I want to label outliers in a ggplot box plot with the name of the subject for which outlying data were observed.

I have proceeded by creating a simple function to identify outliers:

is_outlier <- function(x) {
  return(x < quantile(x, 0.25) - 1.5 * IQR(x) | x > quantile(x, 0.75) + 1.5 * IQR(x))
}

And then the safe_ifelse workaround to get ifelse to function properly with factors.

safe.ifelse <- function(cond, yes, no) {
  class.y <- class(yes)
  if (class.y == "factor") {
    levels.y = levels(yes)
  }
  X <- ifelse(cond,yes,no)
  if (class.y == "factor") {
    X = as.factor(X)
    levels(X) = levels.y
  } else {
    class(X) <- class.y
  }
  return(X)
}

From here, I have run data through a dplyr pipeline to produce the plot data at https://www.dropbox.com/s/2pcuuclxiqw1va1/data.csv?dl=0

library(dplyr) data<-subset(data,data$variable1!='NA')

p1<-
  data %>%
  group_by(season,location) %>%
  mutate(outlier=safe.ifelse(is_outlier(variable1),subject,as.numeric(NA))) %>%
  ggplot(aes(x=factor(season),y=variable1))+
  geom_boxplot()+         
  facet_wrap(~location,nrow=2)+
  guides(fill=FALSE)+
  geom_text(aes(label=outlier),na.rm=TRUE,hjust=1.5,size=2.5)

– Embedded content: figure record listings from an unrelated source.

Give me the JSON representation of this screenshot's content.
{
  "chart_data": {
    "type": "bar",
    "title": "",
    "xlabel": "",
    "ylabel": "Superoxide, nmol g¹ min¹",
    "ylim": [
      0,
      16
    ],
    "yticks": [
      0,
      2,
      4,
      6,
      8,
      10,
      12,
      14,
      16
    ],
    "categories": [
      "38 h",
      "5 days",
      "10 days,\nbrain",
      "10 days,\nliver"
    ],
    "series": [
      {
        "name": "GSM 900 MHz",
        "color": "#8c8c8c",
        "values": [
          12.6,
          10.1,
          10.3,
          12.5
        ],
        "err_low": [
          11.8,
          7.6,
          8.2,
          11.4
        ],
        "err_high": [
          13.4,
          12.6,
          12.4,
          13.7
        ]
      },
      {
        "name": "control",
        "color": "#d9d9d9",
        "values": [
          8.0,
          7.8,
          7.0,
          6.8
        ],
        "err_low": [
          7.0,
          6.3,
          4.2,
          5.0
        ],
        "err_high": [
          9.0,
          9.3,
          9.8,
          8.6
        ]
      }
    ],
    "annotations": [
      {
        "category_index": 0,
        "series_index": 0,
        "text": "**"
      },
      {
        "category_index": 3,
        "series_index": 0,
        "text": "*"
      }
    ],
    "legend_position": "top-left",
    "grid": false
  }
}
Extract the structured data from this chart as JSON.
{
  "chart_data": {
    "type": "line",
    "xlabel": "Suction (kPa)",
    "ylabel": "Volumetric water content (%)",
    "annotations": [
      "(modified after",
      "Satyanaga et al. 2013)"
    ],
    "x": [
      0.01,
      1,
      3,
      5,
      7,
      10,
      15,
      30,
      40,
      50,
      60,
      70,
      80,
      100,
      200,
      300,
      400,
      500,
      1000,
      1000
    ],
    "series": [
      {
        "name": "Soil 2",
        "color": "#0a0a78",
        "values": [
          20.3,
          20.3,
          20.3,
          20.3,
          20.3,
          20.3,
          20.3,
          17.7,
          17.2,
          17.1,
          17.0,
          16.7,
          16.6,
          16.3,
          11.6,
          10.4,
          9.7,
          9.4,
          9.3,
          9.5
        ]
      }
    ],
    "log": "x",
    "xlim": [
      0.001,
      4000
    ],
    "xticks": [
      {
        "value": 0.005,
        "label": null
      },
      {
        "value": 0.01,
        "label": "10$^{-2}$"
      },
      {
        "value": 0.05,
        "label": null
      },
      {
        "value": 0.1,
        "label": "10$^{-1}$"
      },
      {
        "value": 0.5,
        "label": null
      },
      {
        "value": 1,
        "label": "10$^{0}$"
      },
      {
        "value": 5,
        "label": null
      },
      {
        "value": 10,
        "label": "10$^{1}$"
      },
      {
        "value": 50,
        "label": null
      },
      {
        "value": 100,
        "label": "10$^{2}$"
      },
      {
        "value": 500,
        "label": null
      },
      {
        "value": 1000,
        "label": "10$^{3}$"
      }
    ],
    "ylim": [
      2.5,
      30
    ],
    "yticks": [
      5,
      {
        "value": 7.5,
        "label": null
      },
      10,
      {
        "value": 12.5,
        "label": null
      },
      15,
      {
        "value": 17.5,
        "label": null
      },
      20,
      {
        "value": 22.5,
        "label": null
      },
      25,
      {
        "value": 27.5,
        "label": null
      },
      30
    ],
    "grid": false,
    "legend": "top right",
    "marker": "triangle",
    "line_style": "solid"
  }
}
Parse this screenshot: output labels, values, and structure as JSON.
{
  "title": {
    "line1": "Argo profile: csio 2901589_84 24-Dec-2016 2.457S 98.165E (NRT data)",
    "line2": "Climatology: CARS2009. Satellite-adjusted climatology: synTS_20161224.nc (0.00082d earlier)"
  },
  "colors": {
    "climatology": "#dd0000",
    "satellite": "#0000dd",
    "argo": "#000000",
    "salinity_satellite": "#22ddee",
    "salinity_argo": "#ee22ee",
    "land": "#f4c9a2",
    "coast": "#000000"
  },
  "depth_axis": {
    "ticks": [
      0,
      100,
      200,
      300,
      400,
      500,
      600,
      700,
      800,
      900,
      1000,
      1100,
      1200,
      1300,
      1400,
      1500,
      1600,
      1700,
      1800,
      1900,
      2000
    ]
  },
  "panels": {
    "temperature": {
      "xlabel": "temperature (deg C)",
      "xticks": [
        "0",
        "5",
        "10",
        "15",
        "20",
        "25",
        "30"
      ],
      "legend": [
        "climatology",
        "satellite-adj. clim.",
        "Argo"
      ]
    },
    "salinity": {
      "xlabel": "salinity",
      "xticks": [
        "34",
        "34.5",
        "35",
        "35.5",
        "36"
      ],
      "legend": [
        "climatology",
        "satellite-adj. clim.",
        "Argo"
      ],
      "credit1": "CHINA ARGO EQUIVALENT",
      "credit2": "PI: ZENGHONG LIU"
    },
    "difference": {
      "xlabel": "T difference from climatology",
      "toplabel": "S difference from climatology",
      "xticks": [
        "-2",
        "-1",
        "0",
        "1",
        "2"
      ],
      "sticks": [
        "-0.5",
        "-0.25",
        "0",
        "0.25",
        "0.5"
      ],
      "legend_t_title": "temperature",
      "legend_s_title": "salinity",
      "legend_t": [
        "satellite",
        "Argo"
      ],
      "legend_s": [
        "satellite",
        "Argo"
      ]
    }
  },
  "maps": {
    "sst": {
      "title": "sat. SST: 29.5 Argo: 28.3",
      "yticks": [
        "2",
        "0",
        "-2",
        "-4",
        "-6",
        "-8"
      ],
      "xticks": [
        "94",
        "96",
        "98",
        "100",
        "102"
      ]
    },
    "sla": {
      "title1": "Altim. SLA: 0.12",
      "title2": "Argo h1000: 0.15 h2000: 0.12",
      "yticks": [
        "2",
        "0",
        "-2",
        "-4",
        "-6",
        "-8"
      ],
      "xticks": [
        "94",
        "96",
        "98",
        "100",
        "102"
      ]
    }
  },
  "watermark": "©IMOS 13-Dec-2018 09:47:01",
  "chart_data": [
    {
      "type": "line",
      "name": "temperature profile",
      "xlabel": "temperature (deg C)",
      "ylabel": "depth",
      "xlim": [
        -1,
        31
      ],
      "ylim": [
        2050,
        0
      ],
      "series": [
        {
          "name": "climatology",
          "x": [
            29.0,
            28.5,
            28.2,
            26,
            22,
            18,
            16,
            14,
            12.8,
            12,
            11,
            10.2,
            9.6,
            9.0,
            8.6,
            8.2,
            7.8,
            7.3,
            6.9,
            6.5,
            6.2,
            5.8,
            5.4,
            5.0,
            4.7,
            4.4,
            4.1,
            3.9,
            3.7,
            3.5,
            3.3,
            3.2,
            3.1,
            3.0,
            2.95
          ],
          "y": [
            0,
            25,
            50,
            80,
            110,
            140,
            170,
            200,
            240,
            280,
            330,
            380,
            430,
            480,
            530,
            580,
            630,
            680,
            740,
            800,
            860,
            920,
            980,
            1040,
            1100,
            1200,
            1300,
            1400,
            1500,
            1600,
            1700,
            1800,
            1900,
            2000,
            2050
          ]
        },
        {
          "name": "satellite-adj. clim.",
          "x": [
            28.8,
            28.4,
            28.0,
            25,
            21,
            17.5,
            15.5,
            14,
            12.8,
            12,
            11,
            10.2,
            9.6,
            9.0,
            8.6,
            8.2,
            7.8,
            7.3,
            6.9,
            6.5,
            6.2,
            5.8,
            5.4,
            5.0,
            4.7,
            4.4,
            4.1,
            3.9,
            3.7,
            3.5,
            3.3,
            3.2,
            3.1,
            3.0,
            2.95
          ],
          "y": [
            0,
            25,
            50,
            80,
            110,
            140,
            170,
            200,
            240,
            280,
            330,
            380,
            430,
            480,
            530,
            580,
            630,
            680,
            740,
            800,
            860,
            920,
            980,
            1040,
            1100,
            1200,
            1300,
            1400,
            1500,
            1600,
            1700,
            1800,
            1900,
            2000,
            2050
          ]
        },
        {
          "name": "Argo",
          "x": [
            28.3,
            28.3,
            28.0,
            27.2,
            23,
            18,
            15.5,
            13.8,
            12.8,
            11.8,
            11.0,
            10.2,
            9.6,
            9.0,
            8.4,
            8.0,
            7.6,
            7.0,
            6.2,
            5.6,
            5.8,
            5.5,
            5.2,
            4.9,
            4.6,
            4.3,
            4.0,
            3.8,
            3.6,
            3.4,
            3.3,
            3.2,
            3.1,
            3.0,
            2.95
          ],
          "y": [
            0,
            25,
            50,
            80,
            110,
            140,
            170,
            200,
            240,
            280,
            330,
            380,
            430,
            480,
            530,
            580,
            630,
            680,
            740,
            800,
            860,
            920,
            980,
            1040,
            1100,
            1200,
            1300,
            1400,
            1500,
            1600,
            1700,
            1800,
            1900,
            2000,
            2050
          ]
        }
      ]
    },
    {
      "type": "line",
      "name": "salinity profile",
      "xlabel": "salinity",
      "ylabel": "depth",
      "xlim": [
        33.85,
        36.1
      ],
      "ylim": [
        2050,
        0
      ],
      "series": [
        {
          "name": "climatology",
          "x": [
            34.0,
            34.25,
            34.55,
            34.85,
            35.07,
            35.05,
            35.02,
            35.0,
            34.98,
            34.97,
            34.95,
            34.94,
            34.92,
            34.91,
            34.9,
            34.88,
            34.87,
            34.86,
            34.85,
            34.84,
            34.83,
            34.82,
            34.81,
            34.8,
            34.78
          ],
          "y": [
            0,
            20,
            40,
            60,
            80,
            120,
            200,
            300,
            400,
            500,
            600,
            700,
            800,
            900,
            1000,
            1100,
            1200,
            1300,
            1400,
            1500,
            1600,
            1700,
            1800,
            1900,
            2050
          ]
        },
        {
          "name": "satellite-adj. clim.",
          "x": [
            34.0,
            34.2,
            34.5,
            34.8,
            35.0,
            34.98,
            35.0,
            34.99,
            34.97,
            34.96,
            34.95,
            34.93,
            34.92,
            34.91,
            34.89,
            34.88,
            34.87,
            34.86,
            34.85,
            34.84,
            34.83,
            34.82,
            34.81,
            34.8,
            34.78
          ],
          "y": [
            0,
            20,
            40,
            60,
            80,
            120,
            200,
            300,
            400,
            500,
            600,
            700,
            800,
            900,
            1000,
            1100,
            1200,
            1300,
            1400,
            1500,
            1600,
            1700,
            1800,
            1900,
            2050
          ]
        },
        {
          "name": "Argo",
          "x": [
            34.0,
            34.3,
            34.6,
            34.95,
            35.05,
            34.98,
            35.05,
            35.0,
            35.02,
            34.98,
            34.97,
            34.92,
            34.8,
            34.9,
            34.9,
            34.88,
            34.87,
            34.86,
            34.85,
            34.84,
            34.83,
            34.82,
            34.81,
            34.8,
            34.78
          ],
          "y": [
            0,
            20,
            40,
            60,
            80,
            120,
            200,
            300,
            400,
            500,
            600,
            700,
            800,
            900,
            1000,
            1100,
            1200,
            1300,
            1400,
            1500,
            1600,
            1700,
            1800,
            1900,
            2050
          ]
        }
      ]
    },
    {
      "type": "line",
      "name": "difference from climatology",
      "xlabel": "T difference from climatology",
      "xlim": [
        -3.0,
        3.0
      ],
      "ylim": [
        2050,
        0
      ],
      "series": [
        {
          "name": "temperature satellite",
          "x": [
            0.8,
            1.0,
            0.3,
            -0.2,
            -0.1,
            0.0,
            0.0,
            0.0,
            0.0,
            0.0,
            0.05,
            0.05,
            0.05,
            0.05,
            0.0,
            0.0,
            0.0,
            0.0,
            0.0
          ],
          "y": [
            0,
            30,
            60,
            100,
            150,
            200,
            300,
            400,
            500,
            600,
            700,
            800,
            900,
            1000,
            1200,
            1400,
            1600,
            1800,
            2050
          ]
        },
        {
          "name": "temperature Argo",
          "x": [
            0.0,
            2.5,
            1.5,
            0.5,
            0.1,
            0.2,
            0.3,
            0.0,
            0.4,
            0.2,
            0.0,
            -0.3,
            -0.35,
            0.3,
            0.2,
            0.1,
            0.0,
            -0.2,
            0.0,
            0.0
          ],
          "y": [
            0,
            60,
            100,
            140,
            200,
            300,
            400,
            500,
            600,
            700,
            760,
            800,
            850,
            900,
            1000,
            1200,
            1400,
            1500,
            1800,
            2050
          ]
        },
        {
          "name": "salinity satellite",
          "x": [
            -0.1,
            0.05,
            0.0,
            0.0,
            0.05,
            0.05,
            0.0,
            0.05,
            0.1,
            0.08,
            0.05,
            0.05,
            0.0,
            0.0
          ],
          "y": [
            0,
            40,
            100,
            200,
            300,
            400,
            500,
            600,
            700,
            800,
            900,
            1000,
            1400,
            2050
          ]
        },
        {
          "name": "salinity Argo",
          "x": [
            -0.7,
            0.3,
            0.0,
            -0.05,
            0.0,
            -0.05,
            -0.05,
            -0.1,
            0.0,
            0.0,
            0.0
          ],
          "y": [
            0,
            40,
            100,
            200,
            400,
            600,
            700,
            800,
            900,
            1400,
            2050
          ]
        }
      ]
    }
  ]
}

While outliers are correctly identified, labeling does not work as it should. Rather than getting subject-specific outlier labels, three levels of the subject factor are printed repeatedly and erroneously (and seemingly randomly). Labeling outliers by their numerical values (i.e. by changing subject to variable1 in the safe_ifelse function) do not cause problems.

I assume I am missing something obvious here - perhaps someone could kindly indicate where I am going wrong?

Thanks, Andreas

1

1 Answers

0
votes

you need to subset your data in geom_text, to show uniquely the text on the outliers.

data <-data %>%
  group_by(season,location) %>%
  mutate(outlier=safe.ifelse(is_outlier(variable1),subject,as.numeric(NA)))

p1 <- data %>%
  ggplot(aes(x=factor(season),y=variable1))+
  geom_boxplot()+         
  facet_wrap(~location,nrow=2)+
  guides(fill=FALSE)+
  geom_text(data = data[!is.na(data$outlier),],aes(label=subject),hjust=1.5,size=2.5)